A lucky few wake up in his boat instead of in the water, Like Elise. When they do, he talks to them. He doesn't answer any of their questions, but he listens to them. To their woes, their sorrows, and their joys. Then he bids them farewell, and they wake up. These things are described in accounts by soldiers who barely survived their battle wounds, mothers who almost perished in childbirth, and criminals who miraculously survived their executions. The fortunate of these sometimes claim it was the Ferryman, though most felt he didn't actually have any power. He may have just been somebody to watch over them.

The unlucky see another side of the Ferryman entirely. Something vengeful and cruel.

One account of a particularly foul wizard detailed the lengths the Ferryman would go to in order to torture his victims. The wizard was known for being especially fond of legal loopholes and hoarding wealth and knowledge in equal measure. When he found himself in the sea he kept himself afloat by treading water, something he had practiced especially for that experiment. Remarkably, he found that he did not grow tired. The mist grew thicker with each perceived second until he was the dark wooden form of the Ferryman's boat gliding across the water.

Before he knew it, he had been struck with the flat of the Ferryman's paddle. The paddle was used then to violently push him down. In his mind he felt more than heard the strange being's intent. DROWN. The creature tortured him with images as it kept him from the surface of the water. Images of the untold suffering of street rats who starved to death, and labourers forced to work though chronic pain and compounding injury until they collapsed in the fields and died. Eventually he relented, and the moment that the Wizard's head broke the surface he re-awoke in the land of the living.
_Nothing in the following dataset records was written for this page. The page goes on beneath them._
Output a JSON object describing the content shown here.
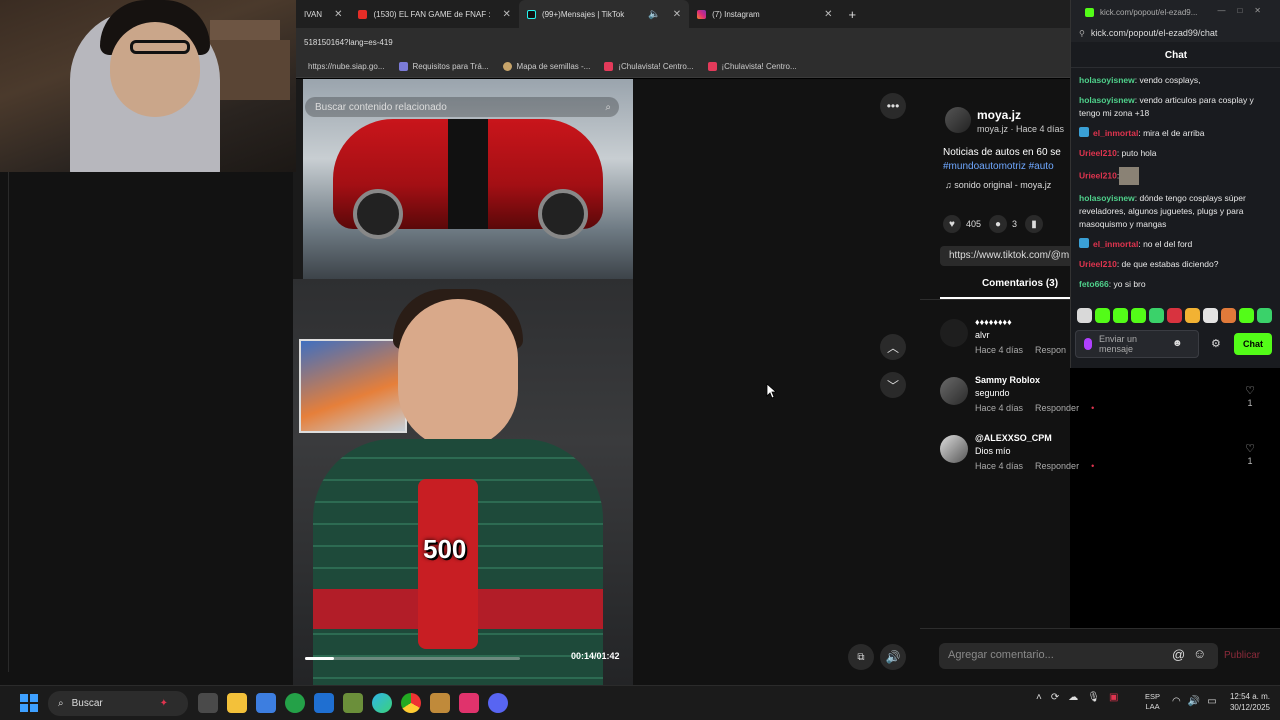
{
  "browser": {
    "tabs": [
      {
        "label": "IVAN",
        "icon": "tab-fragment-icon"
      },
      {
        "label": "(1530) EL FAN GAME de FNAF :",
        "icon": "youtube-icon"
      },
      {
        "label": "(99+)Mensajes | TikTok",
        "icon": "tiktok-icon",
        "active": true
      },
      {
        "label": "(7) Instagram",
        "icon": "instagram-icon"
      }
    ],
    "new_tab": "+",
    "address": "518150164?lang=es-419",
    "bookmarks": [
      {
        "label": "https://nube.siap.go..."
      },
      {
        "label": "Requisitos para Trá..."
      },
      {
        "label": "Mapa de semillas -..."
      },
      {
        "label": "¡Chulavista! Centro..."
      },
      {
        "label": "¡Chulavista! Centro..."
      }
    ]
  },
  "video": {
    "search_placeholder": "Buscar contenido relacionado",
    "overlay_number": "500",
    "time": "00:14/01:42",
    "progress": 0.137
  },
  "post": {
    "author": "moya.jz",
    "author_sub": "moya.jz · Hace 4 días",
    "description": "Noticias de autos en 60 se",
    "hashtags": "#mundoautomotriz #auto",
    "sound": "♫  sonido original - moya.jz",
    "likes": "405",
    "comments": "3",
    "link": "https://www.tiktok.com/@m"
  },
  "comments_panel": {
    "tab_label": "Comentarios (3)",
    "items": [
      {
        "name": "♦♦♦♦♦♦♦♦",
        "text": "alvr",
        "time": "Hace 4 días",
        "reply": "Respon"
      },
      {
        "name": "Sammy Roblox",
        "text": "segundo",
        "time": "Hace 4 días",
        "reply": "Responder",
        "likes": "1"
      },
      {
        "name": "@ALEXXSO_CPM",
        "text": "Dios mío",
        "time": "Hace 4 días",
        "reply": "Responder",
        "likes": "1"
      }
    ],
    "input_placeholder": "Agregar comentario...",
    "publish": "Publicar"
  },
  "kick": {
    "window_title": "kick.com/popout/el-ezad9...",
    "url": "kick.com/popout/el-ezad99/chat",
    "header": "Chat",
    "messages": [
      {
        "user": "holasoyisnew",
        "color": "#4fd18b",
        "text": ": vendo cosplays,"
      },
      {
        "user": "holasoyisnew",
        "color": "#4fd18b",
        "text": ": vendo articulos para cosplay y tengo mi zona +18"
      },
      {
        "user": "el_inmortal",
        "color": "#e0344f",
        "text": ": mira el de arriba",
        "badge": true
      },
      {
        "user": "Urieel210",
        "color": "#e0344f",
        "text": ": puto hola"
      },
      {
        "user": "Urieel210",
        "color": "#e0344f",
        "text": ":",
        "image": true
      },
      {
        "user": "holasoyisnew",
        "color": "#4fd18b",
        "text": ": dónde tengo cosplays súper reveladores, algunos juguetes, plugs y para masoquismo y mangas"
      },
      {
        "user": "el_inmortal",
        "color": "#e0344f",
        "text": ": no el del ford",
        "badge": true
      },
      {
        "user": "Urieel210",
        "color": "#e0344f",
        "text": ": de que estabas diciendo?"
      },
      {
        "user": "feto666",
        "color": "#4fd18b",
        "text": ": yo si bro"
      }
    ],
    "input_placeholder": "Enviar un mensaje",
    "send_label": "Chat"
  },
  "taskbar": {
    "search_label": "Buscar",
    "lang_line1": "ESP",
    "lang_line2": "LAA",
    "time": "12:54 a. m.",
    "date": "30/12/2025"
  }
}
To the elves, the Ferryman was a god of judgement. Your sins would be weighed, and he would treat you how you deserved to be treated. The good were guided gently into their next lives, the average would have to find the way themselves, and the process would be made as painful as possible for the evil. The Druids believed he was a spirit formed from the residual energy in the world between, and as such carried the collective will of all things that had been born and died. To them, his actions were not conscious choices, but the natural flow of emotion, which was why he never spoke about himself. More interpretations included a sinner whose punishment was to be the caretaker and lone resident of the Dark Sea, and an agent of the creator.

But, what if none of those were true? Over the course of thousands of years, stories changed and grew. They became grander with every iteration. A soldier became a knight, became a king, became a god. In reality, figures from mythology were likely a lot humbler than the tales made them out to be, if they had even existed in the first place. Following that logic, the simplest answer was that the Ferryman was perhaps little more than a man, trapped forever in the realm between life and death.